Maj wciąż jeszcze trwa… Uczestniczymy w
nabożeństwach ku czci Najświętszej Maryi Panny, śpiewamy Litanię Loretańską, obdarzając
Matkę Bożą najpiękniejszymi tytułami. Kochamy i czcimy Maryję jako najdroższą
Matkę, do której można zawsze się zwrócić z najtrudniejszymi problemami, zapytać
o radę, podzielić radością…
Ale postawmy sobie pytanie: Czy równie chętnie
pragniemy stawać się choć w małym stopniu do Niej podobni? Czy czerpiemy z Jej
przykładu, choćby cichości, miłości, dobroci, wyrozumiałości, łagodności a nade
wszystko – z pokory, którą jaśnieje w Niebie?!

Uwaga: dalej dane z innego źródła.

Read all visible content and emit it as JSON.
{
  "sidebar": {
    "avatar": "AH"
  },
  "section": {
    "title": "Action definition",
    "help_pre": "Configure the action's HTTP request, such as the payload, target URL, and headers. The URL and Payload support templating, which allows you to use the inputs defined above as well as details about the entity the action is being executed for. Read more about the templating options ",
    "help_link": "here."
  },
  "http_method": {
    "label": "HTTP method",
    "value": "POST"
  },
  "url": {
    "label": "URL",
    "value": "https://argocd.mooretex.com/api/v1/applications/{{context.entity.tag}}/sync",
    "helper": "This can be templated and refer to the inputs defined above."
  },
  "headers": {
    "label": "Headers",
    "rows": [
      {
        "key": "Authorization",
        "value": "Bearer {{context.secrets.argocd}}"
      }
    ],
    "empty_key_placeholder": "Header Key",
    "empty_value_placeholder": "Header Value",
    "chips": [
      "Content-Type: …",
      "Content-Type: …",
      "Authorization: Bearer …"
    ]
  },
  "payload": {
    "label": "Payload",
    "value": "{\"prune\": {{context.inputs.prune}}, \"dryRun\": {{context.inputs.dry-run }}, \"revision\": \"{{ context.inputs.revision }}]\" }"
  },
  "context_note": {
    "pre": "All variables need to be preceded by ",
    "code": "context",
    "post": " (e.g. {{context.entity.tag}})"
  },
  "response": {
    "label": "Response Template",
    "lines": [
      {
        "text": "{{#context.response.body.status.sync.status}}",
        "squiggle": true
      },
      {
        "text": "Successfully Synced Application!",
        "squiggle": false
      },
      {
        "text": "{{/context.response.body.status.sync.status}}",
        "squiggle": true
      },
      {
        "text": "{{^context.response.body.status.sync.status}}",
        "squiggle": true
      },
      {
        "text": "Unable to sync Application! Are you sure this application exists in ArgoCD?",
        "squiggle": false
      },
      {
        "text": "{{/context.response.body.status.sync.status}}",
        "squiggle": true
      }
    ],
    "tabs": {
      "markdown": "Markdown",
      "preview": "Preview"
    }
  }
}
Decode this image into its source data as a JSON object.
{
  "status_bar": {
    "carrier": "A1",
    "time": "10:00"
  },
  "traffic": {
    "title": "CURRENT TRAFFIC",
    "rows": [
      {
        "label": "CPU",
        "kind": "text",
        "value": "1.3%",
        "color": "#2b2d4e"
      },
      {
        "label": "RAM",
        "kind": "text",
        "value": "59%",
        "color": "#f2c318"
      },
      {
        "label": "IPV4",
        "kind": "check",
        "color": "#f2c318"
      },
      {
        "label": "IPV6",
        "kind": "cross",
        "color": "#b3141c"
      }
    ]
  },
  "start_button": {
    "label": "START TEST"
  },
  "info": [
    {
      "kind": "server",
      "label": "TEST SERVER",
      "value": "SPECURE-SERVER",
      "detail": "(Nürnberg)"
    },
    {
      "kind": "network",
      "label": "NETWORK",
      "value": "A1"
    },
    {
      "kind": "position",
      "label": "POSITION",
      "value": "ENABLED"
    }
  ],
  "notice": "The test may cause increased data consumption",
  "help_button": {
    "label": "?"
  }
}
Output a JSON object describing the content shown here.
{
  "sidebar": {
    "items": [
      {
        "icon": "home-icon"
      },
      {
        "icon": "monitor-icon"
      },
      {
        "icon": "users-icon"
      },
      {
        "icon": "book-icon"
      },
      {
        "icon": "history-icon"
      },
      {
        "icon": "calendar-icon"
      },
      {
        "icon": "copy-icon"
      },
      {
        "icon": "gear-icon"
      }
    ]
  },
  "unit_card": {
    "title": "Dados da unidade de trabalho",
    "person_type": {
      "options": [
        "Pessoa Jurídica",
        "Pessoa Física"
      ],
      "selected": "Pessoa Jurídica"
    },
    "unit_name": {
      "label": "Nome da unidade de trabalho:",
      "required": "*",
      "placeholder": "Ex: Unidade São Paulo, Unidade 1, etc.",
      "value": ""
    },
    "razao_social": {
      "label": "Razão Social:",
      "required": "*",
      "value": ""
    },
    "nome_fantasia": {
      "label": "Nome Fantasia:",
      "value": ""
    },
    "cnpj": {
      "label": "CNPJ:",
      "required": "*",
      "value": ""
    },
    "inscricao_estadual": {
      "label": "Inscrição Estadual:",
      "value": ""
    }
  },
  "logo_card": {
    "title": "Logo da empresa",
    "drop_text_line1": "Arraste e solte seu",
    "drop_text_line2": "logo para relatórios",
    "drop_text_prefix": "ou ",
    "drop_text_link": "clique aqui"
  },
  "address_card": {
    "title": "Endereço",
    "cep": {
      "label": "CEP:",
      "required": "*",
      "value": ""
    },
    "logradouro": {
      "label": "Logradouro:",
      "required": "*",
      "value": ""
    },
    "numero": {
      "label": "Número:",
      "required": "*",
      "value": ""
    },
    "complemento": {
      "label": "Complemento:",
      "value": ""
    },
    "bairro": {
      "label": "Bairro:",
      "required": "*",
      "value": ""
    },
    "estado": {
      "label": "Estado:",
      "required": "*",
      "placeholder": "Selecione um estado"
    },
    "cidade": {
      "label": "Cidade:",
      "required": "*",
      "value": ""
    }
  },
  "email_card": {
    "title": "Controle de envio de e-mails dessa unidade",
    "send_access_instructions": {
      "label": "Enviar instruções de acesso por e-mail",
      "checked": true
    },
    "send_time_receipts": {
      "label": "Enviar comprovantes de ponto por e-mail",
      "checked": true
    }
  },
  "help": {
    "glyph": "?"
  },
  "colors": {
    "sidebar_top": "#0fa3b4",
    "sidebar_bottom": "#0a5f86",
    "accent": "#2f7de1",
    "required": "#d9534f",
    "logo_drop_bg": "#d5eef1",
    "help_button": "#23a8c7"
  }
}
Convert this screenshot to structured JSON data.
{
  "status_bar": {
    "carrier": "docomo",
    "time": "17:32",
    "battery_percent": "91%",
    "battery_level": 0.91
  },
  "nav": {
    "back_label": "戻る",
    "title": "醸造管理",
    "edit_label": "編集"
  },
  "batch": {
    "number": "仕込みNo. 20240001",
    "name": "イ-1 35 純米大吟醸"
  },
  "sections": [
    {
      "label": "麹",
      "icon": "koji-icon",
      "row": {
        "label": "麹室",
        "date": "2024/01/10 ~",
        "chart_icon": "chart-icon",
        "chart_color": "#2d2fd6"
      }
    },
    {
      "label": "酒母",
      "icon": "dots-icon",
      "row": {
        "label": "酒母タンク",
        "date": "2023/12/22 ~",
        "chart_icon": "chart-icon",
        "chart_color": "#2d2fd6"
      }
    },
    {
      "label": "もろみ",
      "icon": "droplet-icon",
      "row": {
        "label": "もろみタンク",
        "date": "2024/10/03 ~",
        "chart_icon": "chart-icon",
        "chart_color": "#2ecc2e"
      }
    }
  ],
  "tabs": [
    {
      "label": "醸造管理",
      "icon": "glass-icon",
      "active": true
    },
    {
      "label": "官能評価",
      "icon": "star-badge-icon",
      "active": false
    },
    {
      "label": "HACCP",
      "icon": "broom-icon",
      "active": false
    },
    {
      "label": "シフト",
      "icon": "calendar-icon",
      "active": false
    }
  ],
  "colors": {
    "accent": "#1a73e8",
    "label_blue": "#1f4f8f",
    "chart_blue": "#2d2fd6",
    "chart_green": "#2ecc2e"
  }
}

Niech obraz naszej Ukochanej Matki
odbije się na naszej duszy! Gdyby każdy człowiek na kuli ziemskiej dostrzegł
(albo raczej chciał dostrzec!), jak potężna jest siła macierzyńskiej miłości Maryi
i jak wielki blask Jej cnót, świat stałby się zdecydowanie lepszy, jaśniejszy i
znośniejszy do życia dla każdego z nas!
Zatem nie tylko kochajmy Matkę Bożą,
ale wpatrujmy się w Jej najczystszy i najświętszy wizerunek i prośmy, abyśmy
choć w maleńkim stopniu mogli być do niej podobni!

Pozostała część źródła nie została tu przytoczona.